How pedestrian. No, they used to build a giant bonfire at the top near bridalveil falls and then slowly push the fire over the side, creating a summertime waterfall of fire, or firefall.

It was stopped in the late 70s, I believe, because…


#9

…flamethrowers and molotov cocktails were invented. Duh.


#10

“It’s an unusual situation where the trees are actually showing signs of drought that they’ve never displayed before,”

“…in the short time we’ve been observing them.”

There. Fixed that.

There are specimens among today’s redwoods that survived both of the mega-droughts of the 800-1300 CE “Medieval Warm Period” - compared to which, the current drought is minor and (so far) short-lived.

Researchers at the University of Arizona have been studying redwood tree-ring data to better understand the Medieval Warm Period:

UA News: Giant Sequoias Yield Longest Fire History from Tree Rings

Note “Fire History.” Fires can burn through redwood groves without killing the trees, though many will show fire scars in the ring structure. Fires are more common during warm, dry periods than during cooler, wetter times.

And they’re necessary, apparently, to the long-term health of the forest. As the UA researchers remark,

The health of the giant sequoia forests seems to require those frequent, low-intensity fires, Swetnam said. He added that as the climate warms, carefully reintroducing low-intensity fires at frequencies similar to those of the Medieval Warm Period may be crucial for the survival of those magnificent forests, such as those in Sequoia and Kings Canyon National Parks.

Since 1860, human activity has greatly reduced the extent of fires. He and his colleagues commend the National Park Service for its recent work reintroducing fire into the giant sequoia groves.

The researchers also found that charcoal layers in sediment cores could be cross-correlated with the tree-ring data, allowing them to extend the history of fire in the redwoods as far back as 8000 years.

It’s not that these trees have never displayed such signs of drought stress before now; it’s just that we weren’t here to see it.

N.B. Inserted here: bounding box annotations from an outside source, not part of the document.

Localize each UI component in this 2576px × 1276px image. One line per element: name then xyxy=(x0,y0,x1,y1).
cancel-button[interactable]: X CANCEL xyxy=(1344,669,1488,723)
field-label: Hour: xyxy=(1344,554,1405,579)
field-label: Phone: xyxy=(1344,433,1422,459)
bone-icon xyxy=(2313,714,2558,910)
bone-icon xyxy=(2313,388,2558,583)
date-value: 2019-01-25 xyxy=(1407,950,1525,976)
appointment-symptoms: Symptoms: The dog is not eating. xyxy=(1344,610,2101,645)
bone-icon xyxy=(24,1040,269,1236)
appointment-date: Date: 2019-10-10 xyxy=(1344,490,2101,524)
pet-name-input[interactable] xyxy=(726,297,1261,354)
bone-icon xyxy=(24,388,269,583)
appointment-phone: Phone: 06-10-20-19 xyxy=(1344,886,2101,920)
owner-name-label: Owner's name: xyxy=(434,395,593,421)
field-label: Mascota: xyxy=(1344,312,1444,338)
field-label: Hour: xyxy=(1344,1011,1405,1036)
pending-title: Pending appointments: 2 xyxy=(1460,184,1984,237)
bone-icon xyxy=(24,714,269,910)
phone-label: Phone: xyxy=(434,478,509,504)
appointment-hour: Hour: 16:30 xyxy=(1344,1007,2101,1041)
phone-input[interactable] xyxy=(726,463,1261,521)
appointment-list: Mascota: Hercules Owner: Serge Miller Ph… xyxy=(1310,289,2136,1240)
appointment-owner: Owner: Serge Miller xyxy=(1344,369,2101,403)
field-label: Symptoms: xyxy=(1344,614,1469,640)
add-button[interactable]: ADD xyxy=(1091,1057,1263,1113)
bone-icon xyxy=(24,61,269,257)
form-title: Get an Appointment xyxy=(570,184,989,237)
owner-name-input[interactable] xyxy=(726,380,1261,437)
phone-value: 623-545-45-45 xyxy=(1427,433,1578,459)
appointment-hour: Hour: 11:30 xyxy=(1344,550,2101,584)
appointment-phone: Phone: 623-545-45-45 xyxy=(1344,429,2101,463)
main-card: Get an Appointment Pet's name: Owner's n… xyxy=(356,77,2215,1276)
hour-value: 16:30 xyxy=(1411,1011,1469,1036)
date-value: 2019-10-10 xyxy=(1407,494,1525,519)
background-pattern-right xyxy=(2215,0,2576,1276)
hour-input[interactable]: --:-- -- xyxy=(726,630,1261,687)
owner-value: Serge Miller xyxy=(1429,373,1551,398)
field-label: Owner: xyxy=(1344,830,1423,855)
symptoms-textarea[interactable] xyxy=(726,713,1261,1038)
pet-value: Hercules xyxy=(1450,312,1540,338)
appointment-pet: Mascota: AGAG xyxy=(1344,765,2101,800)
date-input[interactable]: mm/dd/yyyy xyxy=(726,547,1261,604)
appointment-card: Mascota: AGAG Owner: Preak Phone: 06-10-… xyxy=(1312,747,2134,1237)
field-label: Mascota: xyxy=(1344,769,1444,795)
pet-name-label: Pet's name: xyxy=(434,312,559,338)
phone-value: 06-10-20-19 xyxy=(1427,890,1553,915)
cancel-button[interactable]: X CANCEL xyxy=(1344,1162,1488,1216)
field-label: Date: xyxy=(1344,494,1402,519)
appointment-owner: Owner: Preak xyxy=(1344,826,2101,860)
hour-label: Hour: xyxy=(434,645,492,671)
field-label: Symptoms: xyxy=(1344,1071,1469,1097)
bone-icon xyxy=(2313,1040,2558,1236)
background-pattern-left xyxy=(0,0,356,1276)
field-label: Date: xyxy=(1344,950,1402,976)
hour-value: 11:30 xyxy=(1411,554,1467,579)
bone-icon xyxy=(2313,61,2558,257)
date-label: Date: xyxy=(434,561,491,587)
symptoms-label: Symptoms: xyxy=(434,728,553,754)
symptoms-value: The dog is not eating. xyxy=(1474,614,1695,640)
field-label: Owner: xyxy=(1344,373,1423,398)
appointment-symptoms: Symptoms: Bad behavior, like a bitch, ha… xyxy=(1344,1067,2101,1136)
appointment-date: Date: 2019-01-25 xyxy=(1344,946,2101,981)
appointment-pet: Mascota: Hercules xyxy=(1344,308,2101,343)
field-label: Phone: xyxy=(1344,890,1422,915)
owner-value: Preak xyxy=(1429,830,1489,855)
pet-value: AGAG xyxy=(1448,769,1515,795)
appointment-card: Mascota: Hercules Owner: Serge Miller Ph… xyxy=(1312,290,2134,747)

They’ve survived far, far worse than this.


#11

So, yeah, firefalls might be good. (-:


#12

FYI relevant info here > www.geoengineeringwatch.com


#13

#saveEndor


#14

Phenomenal! Surviving a 200 year drought only serves to underscore how awesome those trees are. Got lucky and caught a meteor shower while camping under some of those trees in Yosemite once.

If any slugs are reading this, I wholly recommend finding what used to be called “Tree 9” behing the dorms on College Nine. Huge Douglas fir that could be climbed 100-120 feet (?), right up to the crown of the tree that had a little butt-shaped indent and allowed a 360 degree view right at the top of the redwood canopy (or the parts downhill, that is).

Edit: Naturally, The Man lopped off the lower branches in 2010 to prevent Joy, so no climbey for you recent slugs, sorry.